Keystone XL cancellation means more oil-by-rail terminals for the Pacific Northwest
Report says new rail terminals will be built in the Pacific Northwest to transport Alberta oil.
In the wake of the cancellation of the Keystone XL pipeline, the oil industry will look toward opening new rail terminals in the Pacific Northwest, contends a new report.
Tracking Emissions: The Climate Impacts of the Proposed Crude-by-Rail Terminals in the Pacific Northwest argues that if built, the new oil-by-rail terminals would equal the equivalent pollution of adding more than 28 million cars to the road.
Independent research group Oil Change International commissioned the report from the non-profit think tank, the Sightline Institute.

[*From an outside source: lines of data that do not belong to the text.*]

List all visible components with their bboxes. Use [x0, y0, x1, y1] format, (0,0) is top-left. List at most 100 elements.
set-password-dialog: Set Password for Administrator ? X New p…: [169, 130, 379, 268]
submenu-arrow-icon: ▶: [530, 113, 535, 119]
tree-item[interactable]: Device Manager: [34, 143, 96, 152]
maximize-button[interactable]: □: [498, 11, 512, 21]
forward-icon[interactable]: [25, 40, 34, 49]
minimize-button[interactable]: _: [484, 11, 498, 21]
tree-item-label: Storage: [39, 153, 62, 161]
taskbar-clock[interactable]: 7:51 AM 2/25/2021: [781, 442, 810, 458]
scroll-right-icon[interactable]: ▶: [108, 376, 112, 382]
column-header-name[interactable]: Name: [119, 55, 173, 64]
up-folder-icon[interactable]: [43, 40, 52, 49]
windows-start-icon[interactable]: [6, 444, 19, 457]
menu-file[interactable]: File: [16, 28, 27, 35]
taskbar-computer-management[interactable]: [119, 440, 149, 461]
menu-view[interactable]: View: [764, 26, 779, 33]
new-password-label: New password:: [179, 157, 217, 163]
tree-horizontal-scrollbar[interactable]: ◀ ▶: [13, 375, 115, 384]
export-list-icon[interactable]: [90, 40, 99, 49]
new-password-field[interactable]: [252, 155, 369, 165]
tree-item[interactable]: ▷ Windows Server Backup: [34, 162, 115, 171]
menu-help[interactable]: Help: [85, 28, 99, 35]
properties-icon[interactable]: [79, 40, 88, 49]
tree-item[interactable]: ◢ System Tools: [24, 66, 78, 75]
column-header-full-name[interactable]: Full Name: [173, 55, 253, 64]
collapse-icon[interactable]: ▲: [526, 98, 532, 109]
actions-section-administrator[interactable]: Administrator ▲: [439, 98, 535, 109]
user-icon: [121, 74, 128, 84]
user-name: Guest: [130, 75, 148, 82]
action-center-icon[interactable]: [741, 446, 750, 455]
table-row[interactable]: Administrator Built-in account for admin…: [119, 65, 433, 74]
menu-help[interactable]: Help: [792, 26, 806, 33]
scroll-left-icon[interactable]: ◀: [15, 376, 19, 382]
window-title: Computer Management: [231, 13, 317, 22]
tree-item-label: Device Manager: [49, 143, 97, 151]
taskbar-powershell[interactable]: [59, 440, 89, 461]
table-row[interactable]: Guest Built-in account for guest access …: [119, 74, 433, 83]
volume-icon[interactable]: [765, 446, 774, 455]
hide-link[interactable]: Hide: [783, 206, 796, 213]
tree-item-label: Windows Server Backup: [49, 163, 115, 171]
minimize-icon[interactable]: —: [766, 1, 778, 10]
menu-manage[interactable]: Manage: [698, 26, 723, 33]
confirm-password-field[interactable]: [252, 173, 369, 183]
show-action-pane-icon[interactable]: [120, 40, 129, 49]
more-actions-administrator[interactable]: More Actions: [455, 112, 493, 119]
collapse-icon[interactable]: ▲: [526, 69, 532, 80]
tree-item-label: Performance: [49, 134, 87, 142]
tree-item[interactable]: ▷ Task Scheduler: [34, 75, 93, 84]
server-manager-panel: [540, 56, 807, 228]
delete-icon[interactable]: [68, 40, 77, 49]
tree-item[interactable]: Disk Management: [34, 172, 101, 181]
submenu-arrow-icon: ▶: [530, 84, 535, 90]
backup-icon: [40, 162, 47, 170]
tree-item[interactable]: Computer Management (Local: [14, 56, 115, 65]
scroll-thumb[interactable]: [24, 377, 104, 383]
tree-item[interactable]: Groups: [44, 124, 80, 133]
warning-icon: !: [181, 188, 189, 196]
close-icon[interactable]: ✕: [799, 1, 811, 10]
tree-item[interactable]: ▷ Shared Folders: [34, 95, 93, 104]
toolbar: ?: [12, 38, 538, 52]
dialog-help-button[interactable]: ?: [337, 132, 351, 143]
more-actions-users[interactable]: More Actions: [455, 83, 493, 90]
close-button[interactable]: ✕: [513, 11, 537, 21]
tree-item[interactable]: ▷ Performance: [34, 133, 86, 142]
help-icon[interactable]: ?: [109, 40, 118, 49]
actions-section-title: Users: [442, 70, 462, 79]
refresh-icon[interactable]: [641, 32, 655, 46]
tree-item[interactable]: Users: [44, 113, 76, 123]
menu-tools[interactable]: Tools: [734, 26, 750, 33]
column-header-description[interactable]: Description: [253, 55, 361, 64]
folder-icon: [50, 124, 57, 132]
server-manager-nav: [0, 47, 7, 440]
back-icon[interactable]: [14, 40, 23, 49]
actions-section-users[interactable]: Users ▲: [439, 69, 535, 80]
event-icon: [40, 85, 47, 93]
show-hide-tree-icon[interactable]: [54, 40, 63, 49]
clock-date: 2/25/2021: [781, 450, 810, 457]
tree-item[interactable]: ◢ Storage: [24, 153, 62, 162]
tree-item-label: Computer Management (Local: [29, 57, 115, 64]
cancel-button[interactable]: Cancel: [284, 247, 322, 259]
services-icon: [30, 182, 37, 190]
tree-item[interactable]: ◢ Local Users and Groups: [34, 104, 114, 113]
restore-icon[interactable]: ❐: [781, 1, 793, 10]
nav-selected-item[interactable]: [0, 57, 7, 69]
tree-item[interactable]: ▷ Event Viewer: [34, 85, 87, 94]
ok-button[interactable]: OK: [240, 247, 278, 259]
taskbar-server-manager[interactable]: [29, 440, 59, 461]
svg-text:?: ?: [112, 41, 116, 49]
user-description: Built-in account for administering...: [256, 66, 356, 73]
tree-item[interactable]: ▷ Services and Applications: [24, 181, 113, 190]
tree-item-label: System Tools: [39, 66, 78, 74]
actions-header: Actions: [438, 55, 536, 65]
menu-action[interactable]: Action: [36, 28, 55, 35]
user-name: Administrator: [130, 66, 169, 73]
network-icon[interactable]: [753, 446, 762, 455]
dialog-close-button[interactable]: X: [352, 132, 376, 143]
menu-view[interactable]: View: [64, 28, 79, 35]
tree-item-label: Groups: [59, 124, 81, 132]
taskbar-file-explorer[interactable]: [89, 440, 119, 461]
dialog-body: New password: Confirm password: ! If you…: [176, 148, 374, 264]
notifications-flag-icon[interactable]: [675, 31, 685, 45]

“Oil companies lost the fight over Keystone, and that’s good news,” said Eric de Place, policy director for the Pacific-Northwest-based Sightline Institute. “But the industry won’t stop there. We’re the next battlefield.”
The report suggests that Oregon and Washington states face a quadrupling of their crude-by-rail capacity to over one million barrels a day.
However, the report is based on the assumption that all the new oil terminals on the books would be built. Currently, seven proposed new terminals for the region are in varying states of either gaining permits or passing environmental reviews.
The Alberta tar sands and the Bakken oil fields would supply the crude for the trains destined to the new terminals.
While oil arriving at the terminals could be shipped, mostly to California, a proposed lifting of the U.S. export on crude oil could open up the Asian markets.
As with any recent project seeking to transport oil, public opposition is likely to be vigorous.
As the report notes: “ In fact, all of the major proposed new pipelines from Canada are facing massive public and political opposition, and legal challenges, with now a very real possibility that none will be built.”
However, it doesn’t mention that the public and many municipal politicians are equally resistant to oil trains passing through their communities.
In the wake of the Keystone XL permit denial, the Canadian Association of Petroleum Producers issued a release late last week, contending that “Canadian oil will find new paths to markets….”
The industry lobby group said it continues to pursue all forms of energy transportation to markets in all directions.
But before many of the oil industry projects expand or are built, the price of oil will have to rise. On Thursday, the Associated Press reported a traffic jam of oil tankers off the coast of Texas.
Some 41 tankers holding more than 20 million barrels of crude were anchored outside of ports in the Houston area.
Associated Press described it as a “snarl that some traders see as the latest sign of an unyielding global supply glut.”